As given in the specification, we are given a confidence interval on the expected percentages of specific behaviors (like we accept the accumulated number of times for fish turning around from 50 to 150 to prove a 10% chance). Sometimes when we run the tests on those percentages, the accumulated number we got might falls out of the confidence interval (then in such case, p-value would be smaller than 5% indicating this result as an outlier in the model). May I ask how would our unit test results be assessed? Would our unit test be run for several times to prove that it works most of the time, since this “outlier” scenario is possible to happen?

# Percentage Test

**t6charti**#2

This is more than a 5% confidence interval, it’s a 99.99997% confidence interval. If you’ve used R before, see:

```
> pbinom(150, 1000, .10) - pbinom(50, 1000, .10)
[1] 0.9999997
```

(Because I like probability, I can even explain in STA347 terms:)
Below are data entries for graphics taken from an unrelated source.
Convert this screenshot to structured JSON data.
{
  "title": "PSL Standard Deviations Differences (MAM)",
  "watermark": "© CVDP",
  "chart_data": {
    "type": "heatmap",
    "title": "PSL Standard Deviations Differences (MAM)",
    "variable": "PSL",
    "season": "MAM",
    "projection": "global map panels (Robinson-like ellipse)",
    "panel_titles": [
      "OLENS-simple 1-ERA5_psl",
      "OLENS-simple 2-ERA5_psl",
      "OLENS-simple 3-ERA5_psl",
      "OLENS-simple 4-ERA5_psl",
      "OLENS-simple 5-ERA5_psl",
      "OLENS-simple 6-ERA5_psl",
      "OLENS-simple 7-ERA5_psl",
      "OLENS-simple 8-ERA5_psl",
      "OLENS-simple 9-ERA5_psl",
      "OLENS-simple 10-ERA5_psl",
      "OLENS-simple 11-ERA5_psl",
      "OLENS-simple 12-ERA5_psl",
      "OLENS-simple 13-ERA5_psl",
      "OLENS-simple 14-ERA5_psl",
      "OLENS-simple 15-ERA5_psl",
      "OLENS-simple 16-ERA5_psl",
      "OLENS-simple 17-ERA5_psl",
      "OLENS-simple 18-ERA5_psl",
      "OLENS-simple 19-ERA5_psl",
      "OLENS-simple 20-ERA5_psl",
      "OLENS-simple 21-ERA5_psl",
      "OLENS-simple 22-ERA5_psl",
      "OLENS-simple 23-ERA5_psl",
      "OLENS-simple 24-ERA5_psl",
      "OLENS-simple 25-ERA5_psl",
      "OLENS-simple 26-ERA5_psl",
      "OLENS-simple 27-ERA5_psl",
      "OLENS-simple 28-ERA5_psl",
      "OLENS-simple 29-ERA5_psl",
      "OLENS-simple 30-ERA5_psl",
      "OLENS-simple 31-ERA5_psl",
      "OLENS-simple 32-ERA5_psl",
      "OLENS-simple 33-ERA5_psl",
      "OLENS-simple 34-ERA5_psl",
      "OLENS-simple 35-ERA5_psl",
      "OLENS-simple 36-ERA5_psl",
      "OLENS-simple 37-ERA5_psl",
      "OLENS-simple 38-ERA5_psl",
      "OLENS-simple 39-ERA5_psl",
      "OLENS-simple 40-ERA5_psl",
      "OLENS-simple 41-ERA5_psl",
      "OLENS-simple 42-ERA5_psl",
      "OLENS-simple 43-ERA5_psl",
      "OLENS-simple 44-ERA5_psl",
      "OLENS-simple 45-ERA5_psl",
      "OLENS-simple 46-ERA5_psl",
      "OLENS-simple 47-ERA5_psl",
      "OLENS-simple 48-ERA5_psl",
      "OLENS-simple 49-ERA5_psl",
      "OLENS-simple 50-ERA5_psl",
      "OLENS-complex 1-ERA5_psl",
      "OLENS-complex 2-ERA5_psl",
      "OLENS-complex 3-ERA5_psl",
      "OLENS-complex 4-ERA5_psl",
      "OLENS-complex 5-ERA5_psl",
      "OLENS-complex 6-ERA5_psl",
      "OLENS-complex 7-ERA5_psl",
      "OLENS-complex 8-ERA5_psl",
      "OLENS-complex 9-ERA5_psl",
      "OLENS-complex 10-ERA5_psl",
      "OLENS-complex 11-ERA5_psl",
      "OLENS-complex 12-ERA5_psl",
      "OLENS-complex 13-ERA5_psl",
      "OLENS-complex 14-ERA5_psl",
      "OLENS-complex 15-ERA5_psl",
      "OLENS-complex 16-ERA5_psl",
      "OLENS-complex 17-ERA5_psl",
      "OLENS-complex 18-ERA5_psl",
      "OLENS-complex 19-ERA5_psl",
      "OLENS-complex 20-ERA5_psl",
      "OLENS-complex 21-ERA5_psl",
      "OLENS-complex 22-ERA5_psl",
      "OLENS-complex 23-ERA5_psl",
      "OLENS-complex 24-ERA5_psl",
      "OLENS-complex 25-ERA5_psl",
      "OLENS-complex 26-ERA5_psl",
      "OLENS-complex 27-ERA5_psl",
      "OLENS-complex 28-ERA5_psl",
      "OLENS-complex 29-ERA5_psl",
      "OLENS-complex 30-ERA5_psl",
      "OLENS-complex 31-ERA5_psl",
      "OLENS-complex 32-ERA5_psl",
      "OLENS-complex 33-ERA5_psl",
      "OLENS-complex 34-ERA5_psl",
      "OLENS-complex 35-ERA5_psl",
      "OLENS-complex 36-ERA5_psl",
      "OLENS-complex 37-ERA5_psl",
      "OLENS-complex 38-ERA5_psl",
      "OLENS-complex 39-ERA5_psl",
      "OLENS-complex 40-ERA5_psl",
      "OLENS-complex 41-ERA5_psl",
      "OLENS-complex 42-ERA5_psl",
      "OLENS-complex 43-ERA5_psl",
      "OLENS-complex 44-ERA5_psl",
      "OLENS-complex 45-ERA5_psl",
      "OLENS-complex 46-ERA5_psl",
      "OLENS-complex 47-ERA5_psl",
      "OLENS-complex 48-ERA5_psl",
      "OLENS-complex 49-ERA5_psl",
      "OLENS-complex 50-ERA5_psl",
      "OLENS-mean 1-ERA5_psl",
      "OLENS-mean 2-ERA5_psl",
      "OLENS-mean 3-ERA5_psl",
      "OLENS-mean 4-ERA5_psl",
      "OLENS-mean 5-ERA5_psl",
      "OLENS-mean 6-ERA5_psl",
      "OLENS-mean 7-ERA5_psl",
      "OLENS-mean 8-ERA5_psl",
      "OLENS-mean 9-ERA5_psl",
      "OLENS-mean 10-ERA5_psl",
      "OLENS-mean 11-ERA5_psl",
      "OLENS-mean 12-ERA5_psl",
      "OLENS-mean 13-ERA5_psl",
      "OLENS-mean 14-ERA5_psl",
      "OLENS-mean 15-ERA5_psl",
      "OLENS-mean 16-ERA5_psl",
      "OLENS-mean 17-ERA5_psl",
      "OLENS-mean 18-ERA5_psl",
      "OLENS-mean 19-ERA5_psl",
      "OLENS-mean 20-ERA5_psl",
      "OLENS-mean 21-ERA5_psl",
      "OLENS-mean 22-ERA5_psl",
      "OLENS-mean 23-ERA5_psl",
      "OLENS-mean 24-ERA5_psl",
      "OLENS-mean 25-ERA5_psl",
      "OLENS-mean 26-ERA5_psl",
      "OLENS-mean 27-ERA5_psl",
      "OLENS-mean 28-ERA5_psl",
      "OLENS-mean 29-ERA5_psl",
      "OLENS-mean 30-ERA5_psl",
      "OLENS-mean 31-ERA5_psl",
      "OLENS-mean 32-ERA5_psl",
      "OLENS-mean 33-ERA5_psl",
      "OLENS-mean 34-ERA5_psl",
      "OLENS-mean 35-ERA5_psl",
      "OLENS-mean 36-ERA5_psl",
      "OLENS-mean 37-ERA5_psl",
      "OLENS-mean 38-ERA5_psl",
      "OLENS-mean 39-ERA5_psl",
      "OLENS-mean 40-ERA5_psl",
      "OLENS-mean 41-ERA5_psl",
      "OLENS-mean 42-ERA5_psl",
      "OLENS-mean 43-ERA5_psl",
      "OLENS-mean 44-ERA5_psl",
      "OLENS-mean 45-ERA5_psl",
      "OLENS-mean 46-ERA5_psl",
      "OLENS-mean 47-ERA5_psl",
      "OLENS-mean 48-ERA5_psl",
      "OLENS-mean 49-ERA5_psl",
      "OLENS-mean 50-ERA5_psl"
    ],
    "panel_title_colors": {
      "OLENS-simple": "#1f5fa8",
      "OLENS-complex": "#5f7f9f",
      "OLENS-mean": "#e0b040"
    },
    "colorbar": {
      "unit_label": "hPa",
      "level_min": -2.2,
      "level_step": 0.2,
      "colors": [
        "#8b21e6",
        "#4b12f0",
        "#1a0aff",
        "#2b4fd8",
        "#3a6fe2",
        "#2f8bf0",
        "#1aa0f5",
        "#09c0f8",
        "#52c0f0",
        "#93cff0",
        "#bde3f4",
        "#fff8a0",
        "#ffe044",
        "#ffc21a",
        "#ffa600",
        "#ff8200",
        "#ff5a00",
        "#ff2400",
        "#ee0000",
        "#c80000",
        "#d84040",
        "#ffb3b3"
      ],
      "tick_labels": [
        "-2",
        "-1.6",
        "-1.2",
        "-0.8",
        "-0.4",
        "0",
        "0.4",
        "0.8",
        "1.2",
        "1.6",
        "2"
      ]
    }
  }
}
- Each time you are checking if the bubble should spawn, you’re really making a trial of a Bernoulli(p=0.1) random variable
- The sum of these random variables (by definition) forms a Binomial(n = 1000, p = 0.1) random variable (if $$Z_1, Z_2, …, Z_n$$ have $$Z_i ~ Bernoulli(p )$$, then $$Z_1 + Z_2 + \dots + Z_n ~ Binomial(n, p)$$
- pbinom(x, n, p) yields $$P(X \leq x)$$ where $$X ~ Binomial(n, p)$$, so $$pbinom(150, 1000, .10) - pbinom(50, 1000, .10)$$ is really $$P(50 < x <= 150)$$

**lisiyin3**#3

Right! Sorry that’s my fault on calculation.

Thank you for reminding

Then may I ask will our test be run for more than one time? I know it’s hard to get the out-of-interval result, but this truly happened once on my computer…(I promise I didn’t change any code of the test!)

**t6charti**#4

Java doesn’t actually use “true randomness”, so I guess it’s possible that the random number generator really didn’t like you – you can make your test deterministic by making the random you use have a “seed” value (e.g., `(new Random(207)).nextDouble()`

will always return the same thing) or just increasing the number of iterations to over 1000.